Features in the vicinity of Flagship Mountain include,
===Barnacle Valley===
.
An ice-free valley 3 nmi west-southwest of Dotson Ridge.
The name is one of a group of nautical names in the Convoy Range, this one applied by the 1989-90 NZARP field party with reference to the low and blocky floor of this valley, which has unusually large ice wedge polygon hummocks.

===Blorenge Buttress===

A prominent, orange-colored pillar of sandstone, 2.2 nmi west of the summit of Flagship Mountain at the west end of Viking Hills.
The pillar is flanked to the west by steep blue ice and a huge windscoop from Flight Deck Neve and rises sheer from a large ice-free area to the north.
The feature was geologically mapped by Victoria University's Antarctic Expeditions (VUWAE), 1976-77, led by Christopher J. Burgess who named it after a similar feature in Wales, Great Britain.

===Taff y Bryn===
.
A ridgelike summit capped by dolerite, about 1,600 m high, situated 1 nmi west of Flagship Mountain from which it is separated by a snow col.
Named after the River Taff in Wales, the toponym in Welsh literally means "Hill of the Taff."
Named by the 1976-77 VUWAE led by Christopher J. Burgess.

===Toddy Pond===
.
A pond in an enclosed basin on the rock flats 2 nmi northwest of Flagship Mountain.
The name is in the nautical beverage theme similar to Rum Pond and Tot Pond in this range.
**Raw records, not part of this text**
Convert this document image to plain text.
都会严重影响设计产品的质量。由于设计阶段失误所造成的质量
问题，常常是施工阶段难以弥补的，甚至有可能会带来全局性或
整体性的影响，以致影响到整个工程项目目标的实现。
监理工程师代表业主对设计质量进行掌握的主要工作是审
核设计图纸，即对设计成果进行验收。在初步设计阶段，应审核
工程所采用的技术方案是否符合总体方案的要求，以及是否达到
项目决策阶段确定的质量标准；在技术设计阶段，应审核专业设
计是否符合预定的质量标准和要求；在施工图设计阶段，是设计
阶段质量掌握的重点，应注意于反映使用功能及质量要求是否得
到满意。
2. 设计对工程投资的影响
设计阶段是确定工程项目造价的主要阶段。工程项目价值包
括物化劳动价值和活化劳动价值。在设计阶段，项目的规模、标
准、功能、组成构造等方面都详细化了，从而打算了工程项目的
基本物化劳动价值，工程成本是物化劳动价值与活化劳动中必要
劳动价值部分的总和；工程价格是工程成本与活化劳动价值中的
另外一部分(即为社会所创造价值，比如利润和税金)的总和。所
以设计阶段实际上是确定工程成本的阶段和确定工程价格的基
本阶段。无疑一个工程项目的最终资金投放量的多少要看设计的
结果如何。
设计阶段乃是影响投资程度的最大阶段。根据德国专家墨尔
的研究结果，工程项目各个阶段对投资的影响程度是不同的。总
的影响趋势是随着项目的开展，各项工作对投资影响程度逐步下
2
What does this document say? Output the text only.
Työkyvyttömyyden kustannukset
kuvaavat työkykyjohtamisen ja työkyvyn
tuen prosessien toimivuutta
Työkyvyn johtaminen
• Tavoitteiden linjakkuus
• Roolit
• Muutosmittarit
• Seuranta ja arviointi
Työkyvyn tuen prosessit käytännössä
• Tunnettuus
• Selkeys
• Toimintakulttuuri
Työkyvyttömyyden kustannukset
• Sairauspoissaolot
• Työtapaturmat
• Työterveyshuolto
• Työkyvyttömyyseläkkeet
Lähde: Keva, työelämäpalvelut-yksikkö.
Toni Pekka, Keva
Named by a 1989-90 NZARP field party.

===Tigerstripe Ridge===
.
The north ridge of Flagship Mountain, notable for the alternating stripes of rock and snow which extend over much of its length.
Descriptively named from the tigerlike stripes by a 1989-90 NZARP field party.

===Sunker Nunataks===
.
A group of small, rounded nunataks rising through the ice on the east side of Northwind Glacier, similar in appearance to a reef at sea.
So named by a 1989-90 NZARP field party. In Newfoundland fisherman's parlance, a sunker is a rocky reef.

===Matchless Mountain===
.
A mountain which rises to 1,140 m on the south margin of the Fry Glacier, at the juncture of Atka Glacier.
The name was suggested by New Zealand geologist Christopher J. Burgess, leader of a 1976-77 VUWAE geological party to this locality, and refers to the matchless view of the surrounding area obtained from the summit of this mountain.

===Glover Hills===
.
The prominent hills separating Atka Glacier and Baxter Glacier.
Named by the 1976-77 VUWAE, led by Christopher J. Burgess, after Dennis J.M. Glover (1912-82), New Zealand writer, publisher and poet.

===Mars Hills===
.
A small group of low rounded hills of a distinct red color, located 2.5 nmi north of Mount Davidson.
The name was proposed in 1977 by New Zealand geologist Christopher J. Burgess in association with Viking Hills and because of the color resemblance to that of the planet Mars.

===Viking Hills===
.
A range of low hills characterized by outcroppings of reddish granite in chocolate brown dolerite, situated between Flagship Mountain and Mount Davidson.
The hills were visited and named by the VUWAE, 1976-77, led by Christopher J. Burgess.
Named in association with Mars Hills and from their coloration, reminiscent of the color images of Mars obtained by the United States NASA planetary probes Viking I and Viking II that landed on Mars in July and September of 1976.